Tuesday, March 22, 2005
Pre-Menstrual Syndrome or simply PMS. It's the best reason there is to act like the bitch that you are. It only happens once a month, so why not make the most out of it. Hiss at every asshole that comes your way, brat your way around people, be as grumpy as you can be! Every girl knows what I'm talking about. For you guys out there--you can't even start to imagine what we go through each month. You feel bloated--and yet you can't help but feel hungry hour after hour. You get pimples, you feel hot and yet your toes get cold. Or sometimes you feel like you're sweating and yet the room is chilled. And then you feel like you just went on a weekend hike, your lower back as well as every fiber of muscle around your waist feels like it's being torn apart. Either you're dizzy or super sleepy and you don't want to talk to anyone. And yet you don't want to be alone. You get sentimental and start to hate yourself. You want to scream but you don't want other people to see the way you're misbehaving. You get nostalgic about little things and feel like crying but you don't have enough excuse other than, well, of course--PMS.
Friday, March 18, 2005
Tue, 26 Oct 2004 17:22:18 -0700 (PDT)
An air of gloom was all around me as I was seated on the porch facing Ayala at 6 am. I think of you. I think of what I am feeling, I think of what love is, I think of the book I am reading about positive thinking. I think of Corinthians 13. I think of what love is AGAIN. I think of what truth is. I think about myself and think of what is it that keeps me hanging--I think it could be just my ego.
It's amazing how much you could think in a moment as compared to the time you spend doing all the stupid things without thinking--and how much good it will do the world if only a person could just think for each moment before acting or deciding to hold on or to even just believe in things.
I guess you are really a part of my ego--and that's the reason why I couldn't let go. It's not good, and sometimes it makes me really sad.
I wish a wind would come to blow all these thoughts away... .
It makes me feel sad when I feel this way. I guess this is just PMS sentiment that's creeping through me. I am mean to myself, I couldn't let myself free.
But for the past days you are drifting away again, this time it's within me. You are drifting inside--I couldn't hold on. Guess I am just tired. I am giving up. I guess I need to listen to myself. It's time to go, maybe I will be back someday, but not yet in the coming days. Goodbye for now... :-(
Tuesday, March 15, 2005
Some antidotes are hard to swallow. But they treat us of our malaise.
I drank four cans of beer-- straight. And I know I'd be drinking some more. While I was indulging myself in the most popular form of self-inflicted torture, I realized that I wanted to get right down to the bottom. It tastes bitter and I guess some alcoholics and part-time alcoholics (a.k.a "social drinker") like me could see the solid metaphorical link between life and alcohol. You want to drink it all up fast. Straight to the bottom. One after the other. Wishing time would play fast forward after each bottle. Over and done with the moment--or the thought that bugs you at the eternal moment.

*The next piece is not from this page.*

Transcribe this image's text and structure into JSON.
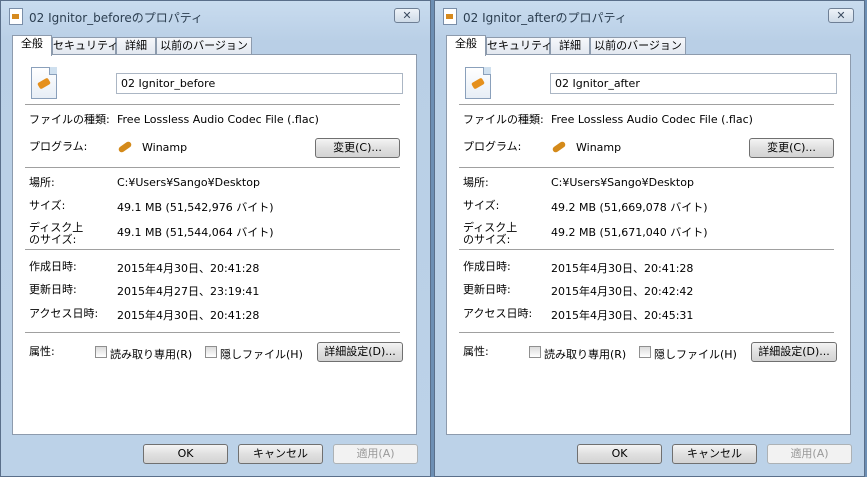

But instead it plays backward...to those precious minutes that you'd like to forget. And you know you can't forget by drinking. I only wish to pass out, and retreat to my sanctuary...where everything swirls and all I think about is how to keep my eyes open. Where I couldn't even think of why I drank in the first place. To be amused at my staged folly--and hear myself laugh.

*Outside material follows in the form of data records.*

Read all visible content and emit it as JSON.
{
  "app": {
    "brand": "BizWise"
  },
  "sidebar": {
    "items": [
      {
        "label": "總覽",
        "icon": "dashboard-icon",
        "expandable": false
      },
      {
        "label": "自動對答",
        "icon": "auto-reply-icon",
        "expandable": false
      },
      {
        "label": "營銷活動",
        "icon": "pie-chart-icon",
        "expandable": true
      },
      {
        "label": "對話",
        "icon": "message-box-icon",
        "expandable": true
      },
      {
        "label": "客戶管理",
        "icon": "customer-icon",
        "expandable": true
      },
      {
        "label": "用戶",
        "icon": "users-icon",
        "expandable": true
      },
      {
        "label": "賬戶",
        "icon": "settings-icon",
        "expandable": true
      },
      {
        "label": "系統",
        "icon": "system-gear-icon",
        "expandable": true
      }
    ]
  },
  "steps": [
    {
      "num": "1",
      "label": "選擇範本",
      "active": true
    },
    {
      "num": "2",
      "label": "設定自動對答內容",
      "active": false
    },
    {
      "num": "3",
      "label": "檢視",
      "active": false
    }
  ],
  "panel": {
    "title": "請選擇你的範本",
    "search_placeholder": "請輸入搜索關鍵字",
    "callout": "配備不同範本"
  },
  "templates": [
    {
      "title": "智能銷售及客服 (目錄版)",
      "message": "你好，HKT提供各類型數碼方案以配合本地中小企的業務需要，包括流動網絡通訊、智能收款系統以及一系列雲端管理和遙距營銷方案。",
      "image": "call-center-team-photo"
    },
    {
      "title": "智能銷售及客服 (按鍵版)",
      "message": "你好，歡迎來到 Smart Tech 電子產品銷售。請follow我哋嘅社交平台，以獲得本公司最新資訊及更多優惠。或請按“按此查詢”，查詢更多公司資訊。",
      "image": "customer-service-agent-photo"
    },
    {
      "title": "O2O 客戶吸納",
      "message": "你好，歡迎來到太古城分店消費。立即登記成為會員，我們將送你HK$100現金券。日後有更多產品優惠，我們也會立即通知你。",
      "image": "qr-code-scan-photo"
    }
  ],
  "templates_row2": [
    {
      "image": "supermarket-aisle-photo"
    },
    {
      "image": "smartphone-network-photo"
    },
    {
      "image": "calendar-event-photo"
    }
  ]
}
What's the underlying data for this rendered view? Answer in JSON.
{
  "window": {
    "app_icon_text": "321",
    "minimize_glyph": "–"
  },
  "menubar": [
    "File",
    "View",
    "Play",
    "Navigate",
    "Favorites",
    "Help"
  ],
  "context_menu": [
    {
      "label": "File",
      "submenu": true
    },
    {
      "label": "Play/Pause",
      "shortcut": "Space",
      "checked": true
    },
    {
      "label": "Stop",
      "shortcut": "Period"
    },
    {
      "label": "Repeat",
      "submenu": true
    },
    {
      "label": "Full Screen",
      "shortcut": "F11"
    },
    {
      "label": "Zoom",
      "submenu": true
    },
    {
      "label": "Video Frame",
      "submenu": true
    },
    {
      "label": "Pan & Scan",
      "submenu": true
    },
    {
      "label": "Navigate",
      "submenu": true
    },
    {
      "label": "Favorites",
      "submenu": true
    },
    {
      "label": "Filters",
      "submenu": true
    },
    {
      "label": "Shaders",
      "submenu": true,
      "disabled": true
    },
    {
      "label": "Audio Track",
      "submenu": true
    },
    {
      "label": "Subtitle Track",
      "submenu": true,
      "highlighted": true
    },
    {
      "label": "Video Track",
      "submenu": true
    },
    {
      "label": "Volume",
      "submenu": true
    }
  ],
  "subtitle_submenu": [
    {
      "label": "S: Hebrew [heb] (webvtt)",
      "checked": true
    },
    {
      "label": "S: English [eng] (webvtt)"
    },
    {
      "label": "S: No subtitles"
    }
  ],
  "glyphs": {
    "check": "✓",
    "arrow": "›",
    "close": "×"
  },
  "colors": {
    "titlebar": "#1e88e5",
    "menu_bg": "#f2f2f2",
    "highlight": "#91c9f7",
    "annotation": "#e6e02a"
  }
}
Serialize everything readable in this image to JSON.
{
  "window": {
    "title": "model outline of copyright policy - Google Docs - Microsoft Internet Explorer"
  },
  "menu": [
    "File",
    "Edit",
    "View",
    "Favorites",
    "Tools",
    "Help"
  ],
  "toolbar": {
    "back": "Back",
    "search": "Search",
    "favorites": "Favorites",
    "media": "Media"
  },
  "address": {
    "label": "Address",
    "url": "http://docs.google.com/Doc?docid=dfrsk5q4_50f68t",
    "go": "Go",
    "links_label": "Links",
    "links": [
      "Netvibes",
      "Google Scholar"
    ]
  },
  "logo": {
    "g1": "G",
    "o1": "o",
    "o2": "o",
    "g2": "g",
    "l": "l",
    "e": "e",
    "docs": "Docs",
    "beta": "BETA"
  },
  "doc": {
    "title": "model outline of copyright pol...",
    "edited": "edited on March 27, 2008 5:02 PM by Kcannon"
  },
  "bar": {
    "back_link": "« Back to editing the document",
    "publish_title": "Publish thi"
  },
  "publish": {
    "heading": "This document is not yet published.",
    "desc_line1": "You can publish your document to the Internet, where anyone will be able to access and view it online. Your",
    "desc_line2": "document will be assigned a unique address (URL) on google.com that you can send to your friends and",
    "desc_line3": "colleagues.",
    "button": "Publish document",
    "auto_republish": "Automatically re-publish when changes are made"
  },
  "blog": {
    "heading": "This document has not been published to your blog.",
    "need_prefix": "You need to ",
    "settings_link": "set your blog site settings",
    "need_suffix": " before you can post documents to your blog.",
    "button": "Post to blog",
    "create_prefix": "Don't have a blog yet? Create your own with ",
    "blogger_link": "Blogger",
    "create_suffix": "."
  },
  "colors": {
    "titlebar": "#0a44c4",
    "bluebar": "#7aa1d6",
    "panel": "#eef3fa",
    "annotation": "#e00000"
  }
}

It's makes you feel more of yourself when you feel like your spirit has left you. It makes you feel alive when everything reels--from bad to worse-- to hugging the toilet seat as you barf out your sentiments. It makes you feel a little better about being sober before you lifted the tab of your first beer. It makes you feel...that's the most important.
It's my birthday. And that was just it. Some girl's birthday. This is the antidote that I'd have to take today.